History meets in newly restored Casa Real
The splendidly restored Casa Real in beautiful and bountiful Iloilo City was the setting for the Philippine National Historical Society’s (PNHS) 36th National Conference on National and Local History, which was supported by the province of Iloilo through Gov. Arthur
Defensor Sr., the National Commission for Culture and the Arts’ Committee on Historical Research, and the Philippine Social Science Council.
More than 200 delegates attended the conference held on Oct. 22-24. The papers presented spanned the historical period from 1593 to 2016, and the whole length of the country was represented, from Vigan to Jolo and Tawi-Tawi, from Puerto Princesa to Tacloban, from the Ifugao in the north to the Maranao and Tausug in Mindanao and Sulu.
Local history featured large.
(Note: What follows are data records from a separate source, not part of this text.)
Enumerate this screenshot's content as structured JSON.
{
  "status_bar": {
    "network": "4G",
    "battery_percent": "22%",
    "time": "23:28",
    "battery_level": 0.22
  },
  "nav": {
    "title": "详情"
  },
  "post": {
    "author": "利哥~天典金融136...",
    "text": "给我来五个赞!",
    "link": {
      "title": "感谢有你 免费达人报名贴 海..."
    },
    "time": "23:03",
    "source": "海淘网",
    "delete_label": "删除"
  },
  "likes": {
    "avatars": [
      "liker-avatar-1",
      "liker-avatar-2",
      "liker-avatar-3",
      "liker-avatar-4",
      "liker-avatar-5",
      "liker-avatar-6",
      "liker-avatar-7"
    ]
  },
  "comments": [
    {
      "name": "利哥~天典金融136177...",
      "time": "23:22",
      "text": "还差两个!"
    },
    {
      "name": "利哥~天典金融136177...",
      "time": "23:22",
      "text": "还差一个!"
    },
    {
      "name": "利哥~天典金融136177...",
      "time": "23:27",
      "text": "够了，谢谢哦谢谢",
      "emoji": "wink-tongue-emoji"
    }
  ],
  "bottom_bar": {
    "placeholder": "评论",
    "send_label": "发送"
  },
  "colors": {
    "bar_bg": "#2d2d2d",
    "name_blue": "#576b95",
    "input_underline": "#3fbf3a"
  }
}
Casa Real and the photographic history of Iloilo opened the sessions; the activities of World War II guerrillas in Laguna were recounted at the end. The influence of the Church through the religious orders, especially the Franciscans and Jesuits, notably in the Visayas and Northern Mindanao, was demonstrated, and the religious and social traditions of the Maranao of Lanao further developed the all-too-small amount of historical research that has been accomplished so far by the Muslims of Mindanao and the far south.
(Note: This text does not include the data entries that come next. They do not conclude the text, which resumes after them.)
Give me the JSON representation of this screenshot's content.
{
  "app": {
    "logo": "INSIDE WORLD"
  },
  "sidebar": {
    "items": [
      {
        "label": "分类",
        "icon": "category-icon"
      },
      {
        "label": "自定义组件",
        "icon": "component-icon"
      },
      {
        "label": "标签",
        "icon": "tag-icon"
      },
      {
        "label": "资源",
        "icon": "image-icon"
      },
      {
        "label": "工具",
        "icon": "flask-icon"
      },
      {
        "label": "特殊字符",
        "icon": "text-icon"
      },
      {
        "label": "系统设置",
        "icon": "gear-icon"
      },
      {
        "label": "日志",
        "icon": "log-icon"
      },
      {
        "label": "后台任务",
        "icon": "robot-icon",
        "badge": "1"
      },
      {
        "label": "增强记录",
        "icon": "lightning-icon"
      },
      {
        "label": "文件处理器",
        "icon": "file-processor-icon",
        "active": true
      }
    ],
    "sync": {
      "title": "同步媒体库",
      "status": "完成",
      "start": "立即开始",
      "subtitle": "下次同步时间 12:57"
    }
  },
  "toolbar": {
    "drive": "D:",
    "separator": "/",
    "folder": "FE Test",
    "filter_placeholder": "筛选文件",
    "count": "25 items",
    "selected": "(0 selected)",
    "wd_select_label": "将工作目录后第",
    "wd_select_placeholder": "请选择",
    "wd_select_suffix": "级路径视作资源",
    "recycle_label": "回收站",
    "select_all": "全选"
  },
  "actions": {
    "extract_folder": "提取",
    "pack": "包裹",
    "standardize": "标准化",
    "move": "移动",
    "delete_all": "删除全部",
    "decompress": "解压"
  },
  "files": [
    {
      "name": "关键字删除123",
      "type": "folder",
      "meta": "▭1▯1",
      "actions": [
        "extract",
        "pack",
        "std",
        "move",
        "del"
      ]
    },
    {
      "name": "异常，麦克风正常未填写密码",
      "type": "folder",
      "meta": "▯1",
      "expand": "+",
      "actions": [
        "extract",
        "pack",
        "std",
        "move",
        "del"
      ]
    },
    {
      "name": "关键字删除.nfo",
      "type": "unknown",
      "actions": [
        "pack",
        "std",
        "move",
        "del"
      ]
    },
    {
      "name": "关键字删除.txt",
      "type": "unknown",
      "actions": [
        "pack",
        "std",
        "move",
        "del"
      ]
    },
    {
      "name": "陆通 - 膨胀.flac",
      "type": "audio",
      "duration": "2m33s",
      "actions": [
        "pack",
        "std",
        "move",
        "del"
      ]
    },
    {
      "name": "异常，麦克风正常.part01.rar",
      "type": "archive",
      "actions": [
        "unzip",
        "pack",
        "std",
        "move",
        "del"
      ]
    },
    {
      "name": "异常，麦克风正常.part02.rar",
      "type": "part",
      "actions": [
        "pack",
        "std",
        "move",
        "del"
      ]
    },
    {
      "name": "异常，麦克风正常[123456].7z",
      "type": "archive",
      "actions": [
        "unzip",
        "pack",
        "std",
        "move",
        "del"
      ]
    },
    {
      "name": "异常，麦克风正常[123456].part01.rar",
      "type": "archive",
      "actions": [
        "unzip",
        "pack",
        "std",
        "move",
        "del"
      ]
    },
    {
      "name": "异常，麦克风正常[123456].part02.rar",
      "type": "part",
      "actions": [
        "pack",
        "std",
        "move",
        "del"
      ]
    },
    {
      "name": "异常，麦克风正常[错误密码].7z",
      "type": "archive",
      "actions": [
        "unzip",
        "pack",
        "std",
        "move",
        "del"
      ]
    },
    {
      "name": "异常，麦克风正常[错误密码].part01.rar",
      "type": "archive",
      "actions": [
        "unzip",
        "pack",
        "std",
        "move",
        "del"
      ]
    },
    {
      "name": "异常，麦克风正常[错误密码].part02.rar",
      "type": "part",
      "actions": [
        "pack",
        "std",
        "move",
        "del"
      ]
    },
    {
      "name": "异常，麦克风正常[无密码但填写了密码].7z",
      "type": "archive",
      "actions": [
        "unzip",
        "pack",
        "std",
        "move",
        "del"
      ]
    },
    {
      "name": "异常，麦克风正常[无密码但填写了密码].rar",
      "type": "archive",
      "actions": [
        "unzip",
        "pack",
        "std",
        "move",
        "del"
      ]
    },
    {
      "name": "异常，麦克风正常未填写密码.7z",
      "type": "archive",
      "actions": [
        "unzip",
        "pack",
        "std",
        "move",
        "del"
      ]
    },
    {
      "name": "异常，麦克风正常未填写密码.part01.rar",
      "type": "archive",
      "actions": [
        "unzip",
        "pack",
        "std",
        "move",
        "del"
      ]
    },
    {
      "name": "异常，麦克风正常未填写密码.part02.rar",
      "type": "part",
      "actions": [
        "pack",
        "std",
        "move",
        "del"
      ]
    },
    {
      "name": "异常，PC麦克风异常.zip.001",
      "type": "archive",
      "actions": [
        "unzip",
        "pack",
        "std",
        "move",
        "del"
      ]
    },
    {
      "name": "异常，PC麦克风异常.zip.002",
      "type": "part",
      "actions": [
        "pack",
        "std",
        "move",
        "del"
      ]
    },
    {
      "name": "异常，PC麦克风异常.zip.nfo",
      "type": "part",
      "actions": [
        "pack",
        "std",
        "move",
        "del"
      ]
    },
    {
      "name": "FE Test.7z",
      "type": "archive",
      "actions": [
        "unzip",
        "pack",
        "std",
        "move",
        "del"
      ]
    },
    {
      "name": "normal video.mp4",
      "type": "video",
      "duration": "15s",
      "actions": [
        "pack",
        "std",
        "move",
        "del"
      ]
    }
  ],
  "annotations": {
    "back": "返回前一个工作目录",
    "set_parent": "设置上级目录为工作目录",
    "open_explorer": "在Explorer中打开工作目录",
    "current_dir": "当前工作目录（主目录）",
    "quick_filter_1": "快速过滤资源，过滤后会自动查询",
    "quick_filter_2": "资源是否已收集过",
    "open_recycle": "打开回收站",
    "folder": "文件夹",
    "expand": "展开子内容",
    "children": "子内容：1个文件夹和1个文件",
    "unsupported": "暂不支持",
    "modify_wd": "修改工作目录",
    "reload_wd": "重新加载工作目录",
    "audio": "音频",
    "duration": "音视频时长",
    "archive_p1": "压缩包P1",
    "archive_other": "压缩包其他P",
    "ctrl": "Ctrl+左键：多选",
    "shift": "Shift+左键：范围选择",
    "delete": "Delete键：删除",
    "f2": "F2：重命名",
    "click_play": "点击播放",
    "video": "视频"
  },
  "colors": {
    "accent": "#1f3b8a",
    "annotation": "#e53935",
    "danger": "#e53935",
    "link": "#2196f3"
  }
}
There were moving accounts of World War II, together with a film episode, which showed a maturity in Filipinos’ analysis and observation of Japanese intentions and Filipino reactions at the time of the Japanese Occupation of the Philippines in 1941-1945. These impacted on both those old enough to remember the conditions and those who were not yet born before 1941. Nevertheless, the objectivity of the presentations was commendable.
Although the papers were uniformly excellent, a couple stood out in demonstrating an independent, truly Filipino approach to history that did not simply follow western dictates. Analyn Salvador-Amores scrutinized the import of Commissioner Dean C. Worcester’s recently recovered film of the Igorot of the Cordilleras for Filipino communities and Filipino history, quietly demolishing the narrow colonial approach all too commonly encountered. Clement C. Camposano’s thoughtful theoretical analysis of the notion of nation in the “discordant” writings of Jose Rizal, Andres Bonifacio and Isabelo de los Reyes raised important questions that should lead to reassessments of the roots of the Philippine Revolution and its aftermath, not to mention the country’s idea of nationhood.
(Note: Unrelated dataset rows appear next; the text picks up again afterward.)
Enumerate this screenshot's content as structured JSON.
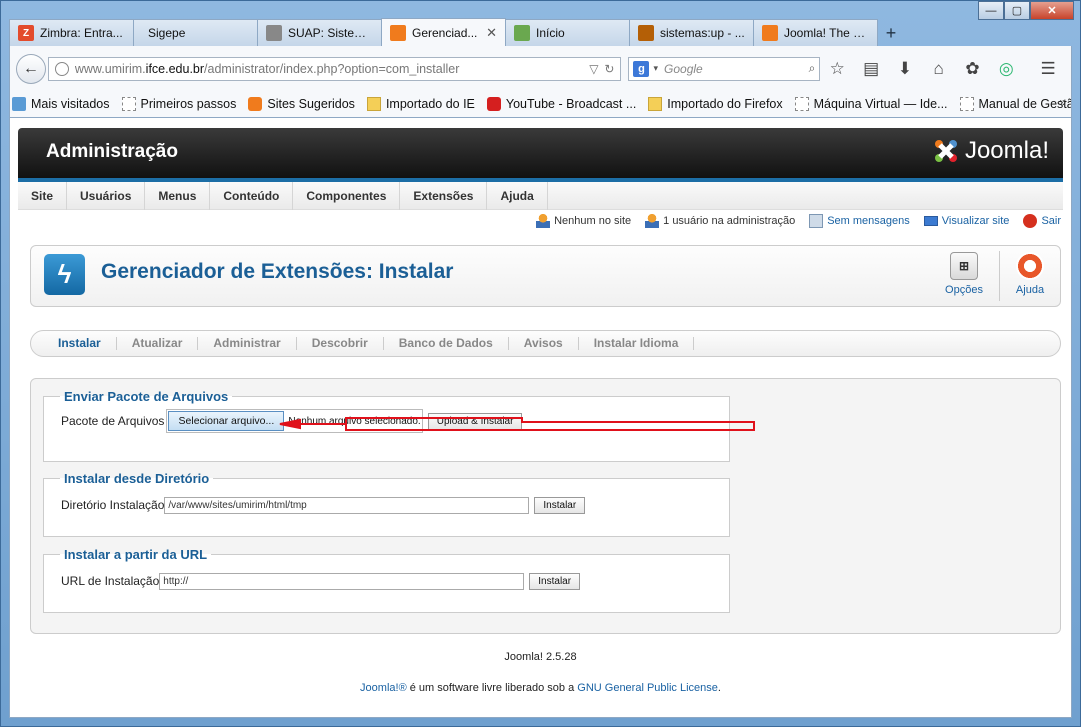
{
  "window": {
    "minimize": "—",
    "maximize": "▢",
    "close": "✕"
  },
  "tabs": [
    {
      "label": "Zimbra: Entra...",
      "icon_color": "#e34b2c",
      "icon_text": "Z"
    },
    {
      "label": "Sigepe",
      "icon_color": "",
      "icon_text": ""
    },
    {
      "label": "SUAP: Sistema...",
      "icon_color": "#888888",
      "icon_text": ""
    },
    {
      "label": "Gerenciad...",
      "icon_color": "#f07b1d",
      "icon_text": "",
      "active": true
    },
    {
      "label": "Início",
      "icon_color": "#6aa84f",
      "icon_text": ""
    },
    {
      "label": "sistemas:up - ...",
      "icon_color": "#b45f06",
      "icon_text": ""
    },
    {
      "label": "Joomla! The C...",
      "icon_color": "#f07b1d",
      "icon_text": ""
    }
  ],
  "navbar": {
    "url_prefix": "www.umirim.",
    "url_domain": "ifce.edu.br",
    "url_path": "/administrator/index.php?option=com_installer",
    "search_placeholder": "Google"
  },
  "bookmarks": [
    {
      "label": "Mais visitados",
      "icon": "star"
    },
    {
      "label": "Primeiros passos",
      "icon": "page"
    },
    {
      "label": "Sites Sugeridos",
      "icon": "gear"
    },
    {
      "label": "Importado do IE",
      "icon": "folder"
    },
    {
      "label": "YouTube - Broadcast ...",
      "icon": "yt"
    },
    {
      "label": "Importado do Firefox",
      "icon": "folder"
    },
    {
      "label": "Máquina Virtual — Ide...",
      "icon": "page"
    },
    {
      "label": "Manual de Gestão de ...",
      "icon": "page"
    }
  ],
  "joomla": {
    "admin_title": "Administração",
    "logo_text": "Joomla!",
    "menu": [
      "Site",
      "Usuários",
      "Menus",
      "Conteúdo",
      "Componentes",
      "Extensões",
      "Ajuda"
    ],
    "status": {
      "site_users": "Nenhum no site",
      "admin_users": "1 usuário na administração",
      "messages": "Sem mensagens",
      "view_site": "Visualizar site",
      "logout": "Sair"
    },
    "page_title": "Gerenciador de Extensões: Instalar",
    "toolbar": {
      "options": "Opções",
      "help": "Ajuda"
    },
    "subnav": [
      "Instalar",
      "Atualizar",
      "Administrar",
      "Descobrir",
      "Banco de Dados",
      "Avisos",
      "Instalar Idioma"
    ],
    "upload": {
      "legend": "Enviar Pacote de Arquivos",
      "label": "Pacote de Arquivos",
      "file_button": "Selecionar arquivo...",
      "file_status": "Nenhum arquivo selecionado.",
      "submit": "Upload & Instalar"
    },
    "directory": {
      "legend": "Instalar desde Diretório",
      "label": "Diretório Instalação",
      "value": "/var/www/sites/umirim/html/tmp",
      "submit": "Instalar"
    },
    "url_install": {
      "legend": "Instalar a partir da URL",
      "label": "URL de Instalação",
      "value": "http://",
      "submit": "Instalar"
    },
    "version": "Joomla! 2.5.28",
    "license_link1": "Joomla!®",
    "license_mid": " é um software livre liberado sob a ",
    "license_link2": "GNU General Public License",
    "license_end": "."
  },
  "annotation_color": "#e0111b"
}
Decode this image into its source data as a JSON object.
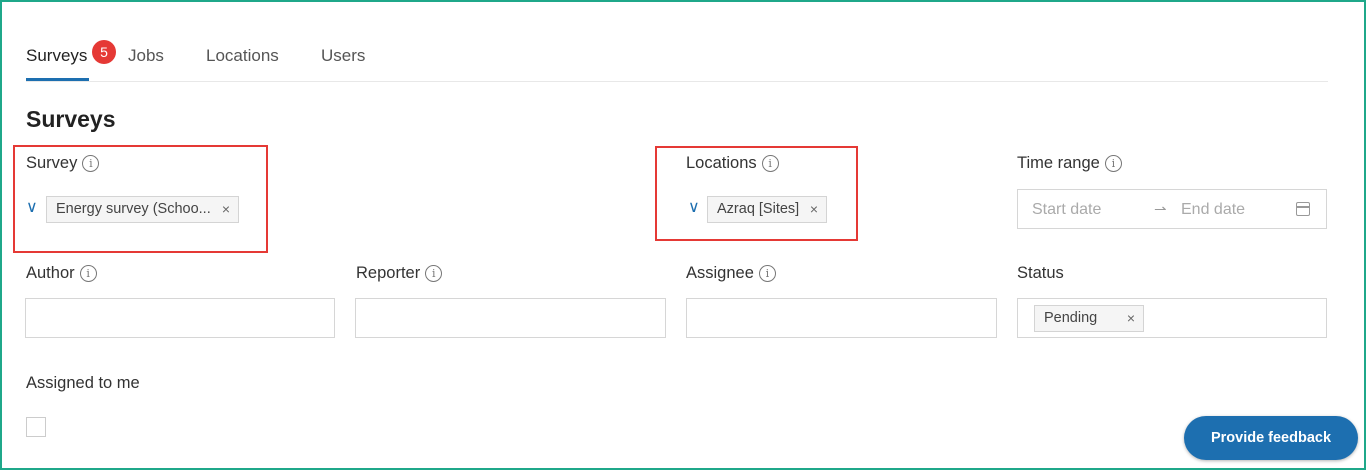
{
  "tabs": [
    {
      "label": "Surveys",
      "badge": "5",
      "active": true
    },
    {
      "label": "Jobs"
    },
    {
      "label": "Locations"
    },
    {
      "label": "Users"
    }
  ],
  "page_title": "Surveys",
  "filters": {
    "survey": {
      "label": "Survey",
      "selected": "Energy survey (Schoo...",
      "icon": "info-icon"
    },
    "locations": {
      "label": "Locations",
      "selected": "Azraq [Sites]",
      "icon": "info-icon"
    },
    "time_range": {
      "label": "Time range",
      "start_placeholder": "Start date",
      "end_placeholder": "End date",
      "icon": "calendar-icon"
    },
    "author": {
      "label": "Author",
      "value": ""
    },
    "reporter": {
      "label": "Reporter",
      "value": ""
    },
    "assignee": {
      "label": "Assignee",
      "value": ""
    },
    "status": {
      "label": "Status",
      "selected": "Pending"
    },
    "assigned_to_me": {
      "label": "Assigned to me",
      "checked": false
    }
  },
  "feedback_button": "Provide feedback",
  "colors": {
    "accent": "#1d6fb0",
    "badge": "#e53935",
    "highlight": "#e53935",
    "frame": "#1fa88a"
  }
}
Food for thought was provided aplenty, and so were Ilonggo meals and snacks. Despite having been fed continuously throughout the conference with an abundance of refreshment, the proceedings ended with a generous conference dinner hosted by Governor Defensor, and a short program of gracious, spectacular and wonderful costumed dances by Western Visayas State University-College of Pescar’s Irong-Irong Dance Troupe.
Everyone is looking forward to the PNHS’ 75th anniversary meeting, which Greg
Hontiveros, president of the Butuan Heritage Society, will host in Butuan City next October along with Mayor Ferdinand M. Amante Jr. It will be hard to surpass the quality of the papers this year, but it is expected that will happen again in Butuan.
In the meantime, the conference participants overwhelmingly supported plans for the nomination of the “Doctrina Christiana” and the Jawi scripts (many of which have been compiled by historian Samuel K. Tan) to the UN Educational, Scientific and Cultural Organization’s International Register of the Memory of the World.
John N. Crossley, of Monash University, Australia, presented the paper “Doctrina Christiana: National Treasure, World Treasure” at the PNHS conference.